Showing posts with label disillusionment. Show all posts
Showing posts with label disillusionment. Show all posts

Saturday, September 1, 2012

I'm Not Alone, It's Good To Know

I've spent a lot of time thinking these past few days, and I'm still having trouble wrapping my head around how the people I attended school with for the past weeks can think the abuse from the University is acceptable.

For instance, having done gotten an BS in mathematics from my undergraduate institution and having a little bit of an obsession with numbers, I calculated the hours I spent on campus working, doing homework, etc, and how much I would have made hourly. On average, in order to do all the lab work, sieving, homework, and the paper that was required of me, I was working on something about 50 hours per week (often longer because I have no background in the subject and had to work twice as hard to catch up). I was originally given just over $5,000 to survive off of for the semester before I started raising a ruckus. So, basically, I was making just about $7 an hour. Which is lowering than federal minimum wage.  Unbelievable.

Tuesday, August 28, 2012

Don't Break My Heart and I Won't Break Your Heart-Shaped Glasses

Well, I think I must've somehow broke the University's heart, because they've definitely broken my heart-shaped glasses. I had such naive hopes and expectations of the University and graduate student life, and all that innocence has now been lost. I flirted with the idea of graduate education, and now it's coming around to haunt me.

I'm starting to think this blog and my fiance are the only two things currently keeping me from completely losing my mind. My fiance always knows just what to say to take my mind off of things (like today...we talked about pokemon ha. and him going to school. and our ghost). He's definitely the most wonderful man in the world, and I honestly don't know how I got so freaking lucky. Writing posts in my blog is a great way to vent as well; my mom doesn't want to hear my complaints (she thinks I'm overly dramatic or not giving it enough time), and I feel annoying if I complain too much to my fiance.


Moving on beyond that rant, I'm a completely exhausted. I spent five hours today doing nothing but looking at fossil specimens.
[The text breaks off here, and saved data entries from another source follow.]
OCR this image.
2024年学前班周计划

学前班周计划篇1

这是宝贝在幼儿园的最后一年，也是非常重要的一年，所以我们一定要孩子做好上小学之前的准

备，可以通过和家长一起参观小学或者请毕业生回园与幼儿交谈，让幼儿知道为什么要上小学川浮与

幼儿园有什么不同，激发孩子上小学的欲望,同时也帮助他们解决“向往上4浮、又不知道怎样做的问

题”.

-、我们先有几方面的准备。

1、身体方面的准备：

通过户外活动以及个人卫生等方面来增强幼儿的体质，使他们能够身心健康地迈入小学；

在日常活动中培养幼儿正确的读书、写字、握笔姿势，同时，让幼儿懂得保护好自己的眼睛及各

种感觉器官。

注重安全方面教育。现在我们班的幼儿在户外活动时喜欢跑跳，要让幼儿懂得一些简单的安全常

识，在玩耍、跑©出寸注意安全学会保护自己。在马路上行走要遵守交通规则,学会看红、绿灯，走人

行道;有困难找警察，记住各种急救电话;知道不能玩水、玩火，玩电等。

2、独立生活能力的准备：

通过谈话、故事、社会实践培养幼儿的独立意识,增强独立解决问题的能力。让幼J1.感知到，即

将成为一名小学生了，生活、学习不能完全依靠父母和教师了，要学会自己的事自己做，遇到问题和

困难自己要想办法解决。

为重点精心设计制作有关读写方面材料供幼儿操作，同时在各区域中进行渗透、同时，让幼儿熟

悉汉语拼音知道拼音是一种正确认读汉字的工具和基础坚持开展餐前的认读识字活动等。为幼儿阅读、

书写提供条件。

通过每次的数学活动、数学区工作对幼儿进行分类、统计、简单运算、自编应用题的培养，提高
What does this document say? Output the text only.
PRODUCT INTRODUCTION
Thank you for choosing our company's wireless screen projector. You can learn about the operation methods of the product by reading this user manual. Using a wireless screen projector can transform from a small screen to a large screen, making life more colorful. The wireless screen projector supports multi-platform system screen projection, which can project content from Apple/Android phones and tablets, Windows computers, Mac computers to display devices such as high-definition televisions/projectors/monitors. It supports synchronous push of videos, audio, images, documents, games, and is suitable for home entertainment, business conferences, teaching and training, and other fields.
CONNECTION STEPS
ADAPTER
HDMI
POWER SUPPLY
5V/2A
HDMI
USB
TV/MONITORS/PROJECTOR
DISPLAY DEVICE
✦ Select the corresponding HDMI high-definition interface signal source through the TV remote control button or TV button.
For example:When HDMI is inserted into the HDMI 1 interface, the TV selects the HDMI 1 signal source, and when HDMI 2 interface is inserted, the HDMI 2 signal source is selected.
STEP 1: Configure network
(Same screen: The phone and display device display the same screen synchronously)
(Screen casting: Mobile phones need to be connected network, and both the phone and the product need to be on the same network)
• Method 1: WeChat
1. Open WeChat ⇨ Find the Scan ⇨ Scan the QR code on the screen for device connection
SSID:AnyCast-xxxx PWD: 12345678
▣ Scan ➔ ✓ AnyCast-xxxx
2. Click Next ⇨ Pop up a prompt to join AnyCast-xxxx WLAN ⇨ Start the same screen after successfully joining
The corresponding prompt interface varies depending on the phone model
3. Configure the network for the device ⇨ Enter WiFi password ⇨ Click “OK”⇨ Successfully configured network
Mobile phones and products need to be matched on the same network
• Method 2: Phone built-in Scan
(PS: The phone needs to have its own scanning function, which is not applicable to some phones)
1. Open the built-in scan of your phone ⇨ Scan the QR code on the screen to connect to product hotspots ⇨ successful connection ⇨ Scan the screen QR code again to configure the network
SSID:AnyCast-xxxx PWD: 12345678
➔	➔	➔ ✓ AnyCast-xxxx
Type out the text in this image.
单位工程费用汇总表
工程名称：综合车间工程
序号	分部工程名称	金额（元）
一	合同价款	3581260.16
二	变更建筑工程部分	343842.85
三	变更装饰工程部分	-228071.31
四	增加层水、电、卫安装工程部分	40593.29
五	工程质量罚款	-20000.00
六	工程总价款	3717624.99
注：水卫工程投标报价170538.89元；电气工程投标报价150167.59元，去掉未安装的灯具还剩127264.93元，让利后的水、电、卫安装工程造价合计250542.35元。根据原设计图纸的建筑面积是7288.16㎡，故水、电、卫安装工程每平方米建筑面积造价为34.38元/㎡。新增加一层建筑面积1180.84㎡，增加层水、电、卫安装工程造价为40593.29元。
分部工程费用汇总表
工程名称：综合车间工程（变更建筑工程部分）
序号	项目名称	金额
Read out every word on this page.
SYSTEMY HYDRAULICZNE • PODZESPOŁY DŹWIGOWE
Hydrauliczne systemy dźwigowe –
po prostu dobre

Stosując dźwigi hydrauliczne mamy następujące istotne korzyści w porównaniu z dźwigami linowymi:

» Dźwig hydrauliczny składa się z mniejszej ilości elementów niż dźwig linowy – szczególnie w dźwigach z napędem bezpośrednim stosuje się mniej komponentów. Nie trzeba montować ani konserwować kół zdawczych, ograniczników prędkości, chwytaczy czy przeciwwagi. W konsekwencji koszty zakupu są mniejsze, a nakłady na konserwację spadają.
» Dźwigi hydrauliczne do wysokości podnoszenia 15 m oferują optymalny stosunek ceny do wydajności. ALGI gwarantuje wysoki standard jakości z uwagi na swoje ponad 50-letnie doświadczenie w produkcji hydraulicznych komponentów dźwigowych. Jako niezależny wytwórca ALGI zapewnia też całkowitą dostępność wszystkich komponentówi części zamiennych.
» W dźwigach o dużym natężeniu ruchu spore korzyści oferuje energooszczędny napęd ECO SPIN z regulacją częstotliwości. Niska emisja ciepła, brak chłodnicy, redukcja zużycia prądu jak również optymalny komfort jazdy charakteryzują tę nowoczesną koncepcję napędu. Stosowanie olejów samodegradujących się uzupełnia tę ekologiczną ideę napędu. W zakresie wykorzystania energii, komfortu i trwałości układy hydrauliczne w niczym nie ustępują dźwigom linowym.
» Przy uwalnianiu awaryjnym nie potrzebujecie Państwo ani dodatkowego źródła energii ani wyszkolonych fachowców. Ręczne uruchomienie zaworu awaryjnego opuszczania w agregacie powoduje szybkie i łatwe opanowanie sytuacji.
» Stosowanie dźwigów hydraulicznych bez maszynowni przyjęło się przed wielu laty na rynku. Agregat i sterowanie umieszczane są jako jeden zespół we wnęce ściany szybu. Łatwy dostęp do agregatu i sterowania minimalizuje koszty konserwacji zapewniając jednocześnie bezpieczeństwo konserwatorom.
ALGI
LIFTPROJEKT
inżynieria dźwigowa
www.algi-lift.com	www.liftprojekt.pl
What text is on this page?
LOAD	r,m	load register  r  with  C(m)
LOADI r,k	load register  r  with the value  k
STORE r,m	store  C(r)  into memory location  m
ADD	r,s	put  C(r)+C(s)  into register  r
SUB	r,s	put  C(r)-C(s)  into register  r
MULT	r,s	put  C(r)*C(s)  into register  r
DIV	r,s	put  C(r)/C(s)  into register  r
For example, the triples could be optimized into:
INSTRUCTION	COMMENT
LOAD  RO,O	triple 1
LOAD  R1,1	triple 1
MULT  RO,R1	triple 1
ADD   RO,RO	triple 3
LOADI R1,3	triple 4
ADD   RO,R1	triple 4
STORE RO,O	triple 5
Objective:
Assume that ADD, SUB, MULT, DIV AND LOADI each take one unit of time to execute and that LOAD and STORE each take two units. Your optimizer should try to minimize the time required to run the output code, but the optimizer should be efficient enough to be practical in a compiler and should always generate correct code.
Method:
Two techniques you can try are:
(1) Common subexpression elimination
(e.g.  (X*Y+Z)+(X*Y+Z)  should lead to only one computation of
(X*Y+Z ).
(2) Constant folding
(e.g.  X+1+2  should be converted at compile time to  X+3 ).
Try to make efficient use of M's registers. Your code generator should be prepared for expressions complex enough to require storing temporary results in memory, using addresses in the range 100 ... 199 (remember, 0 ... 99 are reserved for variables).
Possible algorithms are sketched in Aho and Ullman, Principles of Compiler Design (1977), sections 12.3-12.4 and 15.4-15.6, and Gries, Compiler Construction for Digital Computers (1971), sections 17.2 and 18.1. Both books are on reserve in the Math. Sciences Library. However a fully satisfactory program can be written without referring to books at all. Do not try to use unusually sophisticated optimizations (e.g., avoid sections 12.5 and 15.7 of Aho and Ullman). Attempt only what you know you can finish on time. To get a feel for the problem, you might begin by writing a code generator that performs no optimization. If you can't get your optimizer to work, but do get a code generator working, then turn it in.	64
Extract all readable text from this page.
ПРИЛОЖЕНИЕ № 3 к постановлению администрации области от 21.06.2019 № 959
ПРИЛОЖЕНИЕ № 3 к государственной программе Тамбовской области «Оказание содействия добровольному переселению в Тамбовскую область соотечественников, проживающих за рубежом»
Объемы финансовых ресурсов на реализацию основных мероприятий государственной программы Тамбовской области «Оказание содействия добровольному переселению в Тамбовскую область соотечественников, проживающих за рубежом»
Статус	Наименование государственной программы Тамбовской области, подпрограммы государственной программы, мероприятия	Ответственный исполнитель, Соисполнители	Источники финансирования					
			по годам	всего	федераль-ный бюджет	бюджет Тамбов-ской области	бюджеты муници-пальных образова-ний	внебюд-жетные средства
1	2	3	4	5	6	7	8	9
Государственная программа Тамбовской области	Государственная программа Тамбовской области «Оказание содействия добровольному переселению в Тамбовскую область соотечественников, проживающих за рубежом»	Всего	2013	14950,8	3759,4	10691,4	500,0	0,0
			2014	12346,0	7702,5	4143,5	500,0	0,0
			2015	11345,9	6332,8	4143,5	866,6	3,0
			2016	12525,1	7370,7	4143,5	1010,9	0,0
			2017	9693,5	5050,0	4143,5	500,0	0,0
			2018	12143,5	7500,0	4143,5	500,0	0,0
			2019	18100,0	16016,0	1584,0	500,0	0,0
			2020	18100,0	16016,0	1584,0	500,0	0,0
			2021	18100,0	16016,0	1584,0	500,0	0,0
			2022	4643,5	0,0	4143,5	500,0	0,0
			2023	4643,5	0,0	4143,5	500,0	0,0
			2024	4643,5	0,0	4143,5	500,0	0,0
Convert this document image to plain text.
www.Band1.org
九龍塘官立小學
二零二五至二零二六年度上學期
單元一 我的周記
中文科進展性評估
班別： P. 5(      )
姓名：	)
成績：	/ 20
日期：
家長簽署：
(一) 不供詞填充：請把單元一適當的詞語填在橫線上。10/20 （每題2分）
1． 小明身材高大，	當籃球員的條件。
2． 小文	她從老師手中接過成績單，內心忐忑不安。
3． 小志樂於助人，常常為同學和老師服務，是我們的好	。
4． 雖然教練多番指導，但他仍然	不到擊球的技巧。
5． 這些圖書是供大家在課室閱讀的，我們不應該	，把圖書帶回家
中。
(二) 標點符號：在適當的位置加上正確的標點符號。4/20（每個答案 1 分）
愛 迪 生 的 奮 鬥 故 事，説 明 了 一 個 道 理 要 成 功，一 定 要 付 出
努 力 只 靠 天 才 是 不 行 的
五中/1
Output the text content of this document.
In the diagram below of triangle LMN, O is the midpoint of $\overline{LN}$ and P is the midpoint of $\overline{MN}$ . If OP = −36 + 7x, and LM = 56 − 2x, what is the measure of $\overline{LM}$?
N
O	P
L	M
That's it. And still after working for a week and the five hours today, I'm not even halfway done.  Getting close to halfway not, but still not halfway. I know I need to be done by Saturday night, so I can spend all day Sunday putting the actual document together and redrawing pictures, and then printing it on campus on Monday.

Tuesday, August 14, 2012

Not What I Was Expecting...

So today was my orientation and advising. What they said would be a two hour meeting was actually a seven hour meeting. And that was the least of my problems.

I enrolled in Ichnology, Intro to Geology and the accompanying lab, Paleontology of Higher Vertebrate, and some course I don't know the title of where I'm supposed to learn how to critique and read academic writing. Clearly, the only thing applicable here to dinosaurs is ichnology, but too bad the class deals with burrows of invertebrates. And paleontology of higher vertebrates deals with birds and mammals. Sigh.